Here's the interesting thing about "lounge"; nobody is exactly sure where it might have come from. The Oxford English Dictionary is of the opinion that it might be traced back to "lungis", a corruption of "Longinus", the soldier who is said to have pierced Jesus' side with a spear as he hung on the cross. Huh. "Lungis" meant, for obscure reasons, a slow, lazy person, so it's not hard to see where "lounge" comes into the picture. I think a more likely etymology is that "lounge" actually is related to "longue", from the expression "s'allonger paresseusement", "to lie down stretched out" (with the "-long-" in "allonger" meaning exactly what you think it means). Here's the really baffling thing, though: we got it from Scottish.

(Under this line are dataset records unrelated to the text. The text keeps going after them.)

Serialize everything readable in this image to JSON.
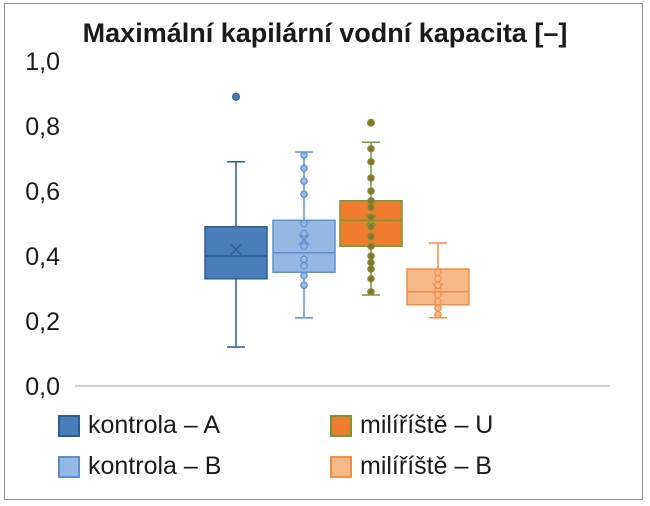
{
  "chart_data": {
    "type": "boxplot",
    "title": "Maximální kapilární vodní kapacita [–]",
    "ylim": [
      0,
      1
    ],
    "yticks": [
      "1,0",
      "0,8",
      "0,6",
      "0,4",
      "0,2",
      "0,0"
    ],
    "ytick_values": [
      1.0,
      0.8,
      0.6,
      0.4,
      0.2,
      0.0
    ],
    "grid": false,
    "legend_position": "bottom",
    "series": [
      {
        "name": "kontrola – A",
        "fill": "#4a7ebb",
        "stroke": "#2e5d94",
        "min": 0.12,
        "q1": 0.33,
        "median": 0.4,
        "q3": 0.49,
        "max": 0.69,
        "mean": 0.42,
        "outliers": [
          0.89
        ],
        "points": []
      },
      {
        "name": "kontrola – B",
        "fill": "#95b8e3",
        "stroke": "#5b8fd0",
        "min": 0.21,
        "q1": 0.35,
        "median": 0.41,
        "q3": 0.51,
        "max": 0.72,
        "mean": 0.45,
        "outliers": [],
        "points": [
          0.31,
          0.34,
          0.37,
          0.39,
          0.43,
          0.47,
          0.5,
          0.59,
          0.63,
          0.67,
          0.71
        ]
      },
      {
        "name": "milíříště – U",
        "fill": "#ef7d2d",
        "stroke": "#6e9a3a",
        "min": 0.28,
        "q1": 0.43,
        "median": 0.51,
        "q3": 0.57,
        "max": 0.75,
        "mean": 0.51,
        "outliers": [
          0.81
        ],
        "points": [
          0.29,
          0.33,
          0.36,
          0.38,
          0.4,
          0.43,
          0.46,
          0.49,
          0.52,
          0.55,
          0.57,
          0.6,
          0.64,
          0.69,
          0.73
        ]
      },
      {
        "name": "milíříště – B",
        "fill": "#f8b98a",
        "stroke": "#f28e45",
        "min": 0.21,
        "q1": 0.25,
        "median": 0.29,
        "q3": 0.36,
        "max": 0.44,
        "mean": 0.3,
        "outliers": [],
        "points": [
          0.22,
          0.24,
          0.26,
          0.28,
          0.3,
          0.31,
          0.33,
          0.35
        ]
      }
    ]
  }
}
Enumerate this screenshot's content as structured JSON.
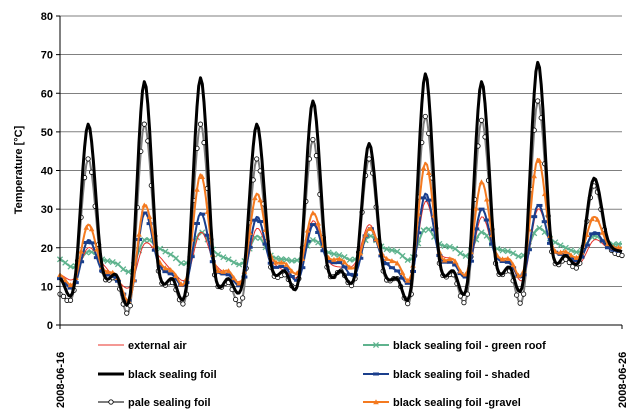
{
  "chart_data": {
    "type": "line",
    "title": "",
    "xlabel": "",
    "ylabel": "Temperature [°C]",
    "ylim": [
      0,
      80
    ],
    "y_ticks": [
      0,
      10,
      20,
      30,
      40,
      50,
      60,
      70,
      80
    ],
    "x_tick_labels": [
      "2008-06-16",
      "2008-06-26"
    ],
    "grid": "horizontal",
    "legend_position": "bottom",
    "x": [
      0,
      0.25,
      0.5,
      0.75,
      1,
      1.25,
      1.5,
      1.75,
      2,
      2.25,
      2.5,
      2.75,
      3,
      3.25,
      3.5,
      3.75,
      4,
      4.25,
      4.5,
      4.75,
      5,
      5.25,
      5.5,
      5.75,
      6,
      6.25,
      6.5,
      6.75,
      7,
      7.25,
      7.5,
      7.75,
      8,
      8.25,
      8.5,
      8.75,
      9,
      9.25,
      9.5,
      9.75,
      10
    ],
    "series": [
      {
        "name": "external air",
        "color": "#e8312a",
        "marker": "none",
        "width": 1,
        "values": [
          13,
          12,
          20,
          16,
          12,
          10,
          21,
          18,
          14,
          12,
          24,
          16,
          13,
          12,
          25,
          17,
          14,
          13,
          27,
          17,
          15,
          16,
          26,
          18,
          16,
          12,
          32,
          19,
          17,
          13,
          28,
          18,
          16,
          12,
          30,
          20,
          18,
          16,
          22,
          20,
          19
        ]
      },
      {
        "name": "black sealing foil - green roof",
        "color": "#5fb38e",
        "marker": "x",
        "width": 2,
        "values": [
          17,
          15,
          19,
          17,
          16,
          14,
          22,
          20,
          18,
          16,
          24,
          19,
          17,
          16,
          23,
          18,
          17,
          17,
          22,
          19,
          18,
          17,
          23,
          20,
          19,
          17,
          25,
          21,
          20,
          18,
          24,
          20,
          19,
          18,
          25,
          22,
          20,
          19,
          23,
          21,
          21
        ]
      },
      {
        "name": "black sealing foil",
        "color": "#000000",
        "marker": "none",
        "width": 3,
        "values": [
          12,
          10,
          52,
          15,
          13,
          8,
          63,
          15,
          12,
          10,
          64,
          14,
          12,
          11,
          52,
          16,
          14,
          12,
          58,
          16,
          14,
          13,
          47,
          15,
          12,
          10,
          65,
          17,
          14,
          11,
          63,
          17,
          15,
          12,
          68,
          20,
          18,
          17,
          38,
          22,
          19
        ]
      },
      {
        "name": "black sealing foil - shaded",
        "color": "#1a3e8c",
        "marker": "-",
        "width": 2,
        "values": [
          12,
          10,
          22,
          14,
          12,
          7,
          29,
          16,
          13,
          11,
          29,
          15,
          13,
          11,
          28,
          16,
          15,
          12,
          26,
          17,
          16,
          13,
          25,
          17,
          14,
          12,
          34,
          18,
          16,
          13,
          30,
          18,
          16,
          13,
          31,
          20,
          18,
          17,
          24,
          20,
          19
        ]
      },
      {
        "name": "pale sealing foil",
        "color": "#7d7d7d",
        "marker": "o",
        "width": 2,
        "values": [
          8,
          9,
          43,
          14,
          12,
          5,
          52,
          14,
          11,
          8,
          52,
          13,
          11,
          7,
          43,
          15,
          13,
          12,
          48,
          15,
          14,
          12,
          43,
          14,
          12,
          8,
          54,
          16,
          13,
          8,
          53,
          16,
          14,
          8,
          58,
          19,
          17,
          16,
          36,
          21,
          18
        ]
      },
      {
        "name": "black sealing foil -gravel",
        "color": "#f47a20",
        "marker": "^",
        "width": 2,
        "values": [
          13,
          11,
          26,
          15,
          13,
          7,
          31,
          17,
          14,
          12,
          39,
          16,
          14,
          12,
          34,
          18,
          16,
          14,
          29,
          18,
          17,
          15,
          25,
          18,
          16,
          13,
          42,
          19,
          17,
          14,
          37,
          19,
          17,
          14,
          43,
          21,
          19,
          18,
          28,
          21,
          20
        ]
      }
    ]
  }
}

Anyway, "chaise lounge" is extremely well established in English: if you are even pickier than I am, you might say that it's wrong, but it isn't. It's been in the language for over two hundred years and is immovably part of the language, though it stems from a sort of folk etymology. I would unembarrassedly say "chaise lounge", although I would hope that the article in question had a backrest at both ends rather than just one, because then I could call it a "récamier", and isn't that a lovely word? (Although if you want to be absolutely correct about it, and I am sure you do, a récamier has no long side, just a backrest at each end. This does not sound as comfortable to me as a proper chaise, because I think I would feel as if I were going to fall out of one side or the other. Presumably Mme. Récamier was made of different stuff than I am, or she just had a better sense of balance.)
3 Comments:
The Evil Non-Cat Owner in me is half tempted to take several tall boxes, place a bowl of water at the bottom, and watch kitty soak herself, or unlearn this practice.
But in other news, I was reading, came across the word Traitorous, and thought "Related to Treacherous?". Alas, but no. Treason and Traitor, however, as well as Tradition, are related.
Speak of the devil: http://cuteoverload.com/2009/09/13/maru-itis-is-sweeping-the-nation/
Fun in theory, but kind of mean in practice. Cats take visible pleasure in getting into boxes, and I wouldn't deprive them of that.
I was going to mention Maru, because his videos have brought great joy to this household. And then I kind of forgot. He is hilarious, though, the way he flings himself into boxes and leaves his legs sticking out and, if we're lucky, twitching or flailing.